Обернувшись, рассматриваю все еще красное лицо, надутые губы и насупленные брови. Маша крепко обнимает своего тряпичного зайца и сладко дрыхнет.
Машину обойти не успел — она уже в отруб. Настрадалась, бедная.
— Ну, так что? — напоминает о себе начальница.
— Я просто не смог, — признаюсь в срыве операции. — Маша верещала так, будто я продавал ее в Бангладеш.
— Боже. Какой еще Бангладеш?
— Это страна такая в дельте рек Ганг, Мегхна и Брахмапутра, — даю географическую справку. — Практически со всех сторон окружена Индией. Является самой густонаселенной, на один квадратный километр там больше тысячи человек. И детям там непросто…
— Владислав Алексеевич, зачем вы это мне рассказываете? — снова сквозь зубы произносит начальница.
— Так вы сами спросили… про Бангладеш.
Она часто дышит.
Очень часто…
Наводит на мысль…
— Быстро верните Машу обратно в сад, Отец, — угрожающим тоном требует.
— Как я это сделаю? Она спит.
— Что значит «спит»? Включите видеосвязь! — рявкает.
Да твою мать.
Нажимаю на кнопки и зависаю — челюсть отваливается, потому что начальница вместо кружев надела белый пиджак, а вот губы…
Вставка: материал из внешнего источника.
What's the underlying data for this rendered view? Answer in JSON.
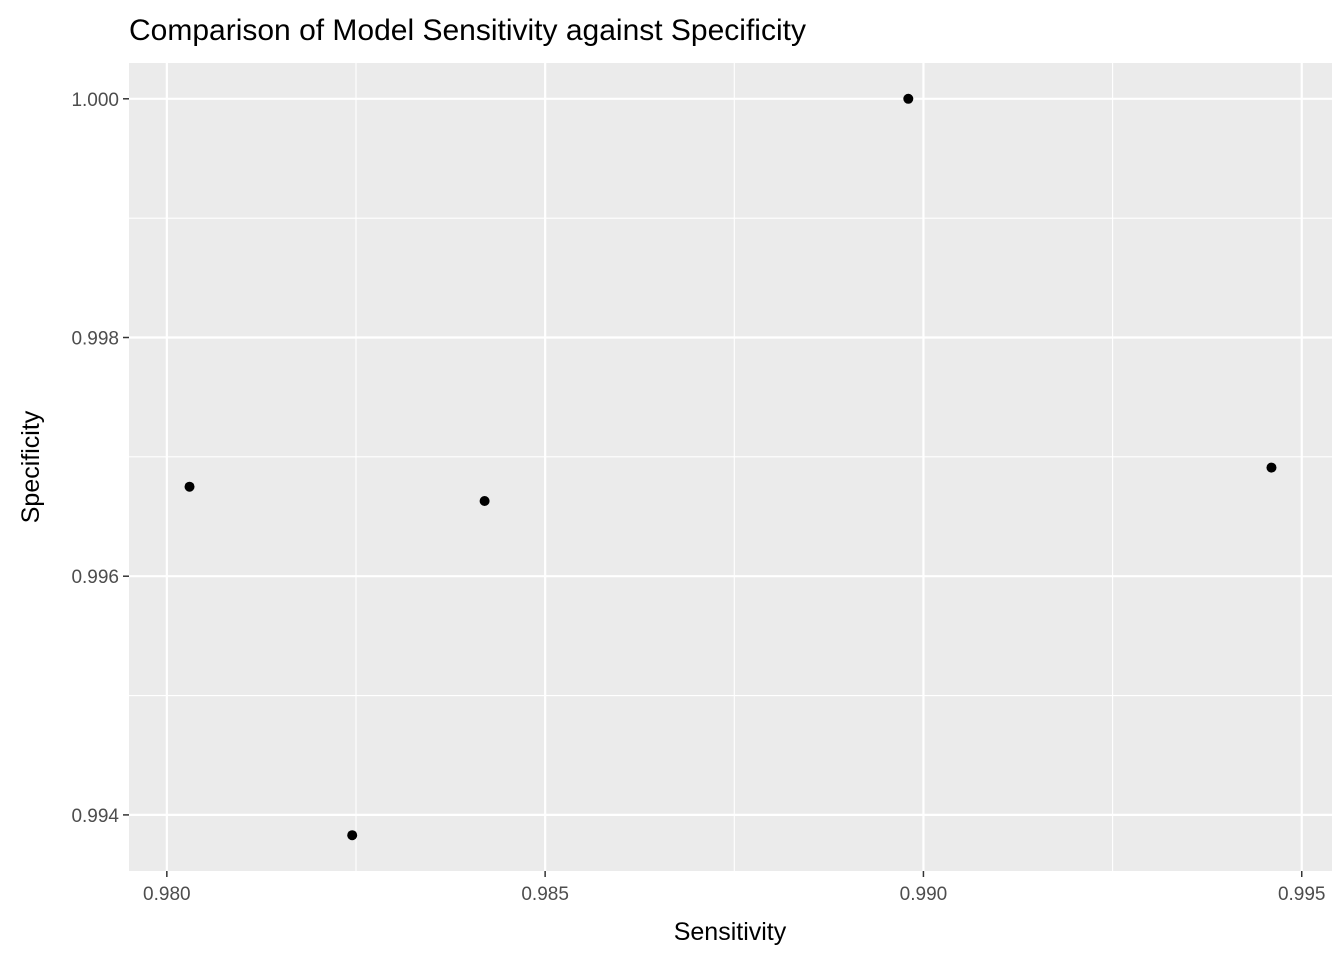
{
  "chart_data": {
    "type": "scatter",
    "title": "Comparison of Model Sensitivity against Specificity",
    "xlabel": "Sensitivity",
    "ylabel": "Specificity",
    "xlim": [
      0.9795,
      0.9954
    ],
    "ylim": [
      0.99353,
      1.0003
    ],
    "x_ticks": [
      0.98,
      0.985,
      0.99,
      0.995
    ],
    "x_tick_labels": [
      "0.980",
      "0.985",
      "0.990",
      "0.995"
    ],
    "y_ticks": [
      0.994,
      0.996,
      0.998,
      1.0
    ],
    "y_tick_labels": [
      "0.994",
      "0.996",
      "0.998",
      "1.000"
    ],
    "grid": true,
    "legend": "none",
    "colors": {
      "panel": "#ebebeb",
      "grid": "#ffffff",
      "point": "#000000"
    },
    "points": [
      {
        "x": 0.9803,
        "y": 0.99675
      },
      {
        "x": 0.98245,
        "y": 0.99383
      },
      {
        "x": 0.9842,
        "y": 0.99663
      },
      {
        "x": 0.9898,
        "y": 1.0
      },
      {
        "x": 0.9946,
        "y": 0.99691
      }
    ]
  }
}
Губы она накрасила ровным ярко-красным.
В анабиозе провожу какое-то время.
Молча наблюдаю, как Тореодоровна, словно рыба на берегу, хватает воздух и шлепает губами, будто задыхается. Не сразу понимаю: это вовсе не глюк, это я случайно отключил звук. И пусть так было идеально, но приходится воротить голос начальницы обратно.
Жму на перечеркнутый рупор.
— Вы издеваетесь? — глядит на меня горящими глазами.
— Нет, простите.
— Где Маша?
— Вот, — показываю и снова навожу камеру на себя. — Говорю же — спит.
Смотрим друг на друга. Федерика вдруг смущается.
— Я вас предупреждала, что она бывает капризной. — Поправляет волосы.
— Капризная — это когда ребенок ногой топает, а она орала так, будто ваша средняя дочь привела ее на сеанс экзорцизма.
— Владислав Алексеевич, вы преувеличиваете. Маше четыре года. У нее слабая психика.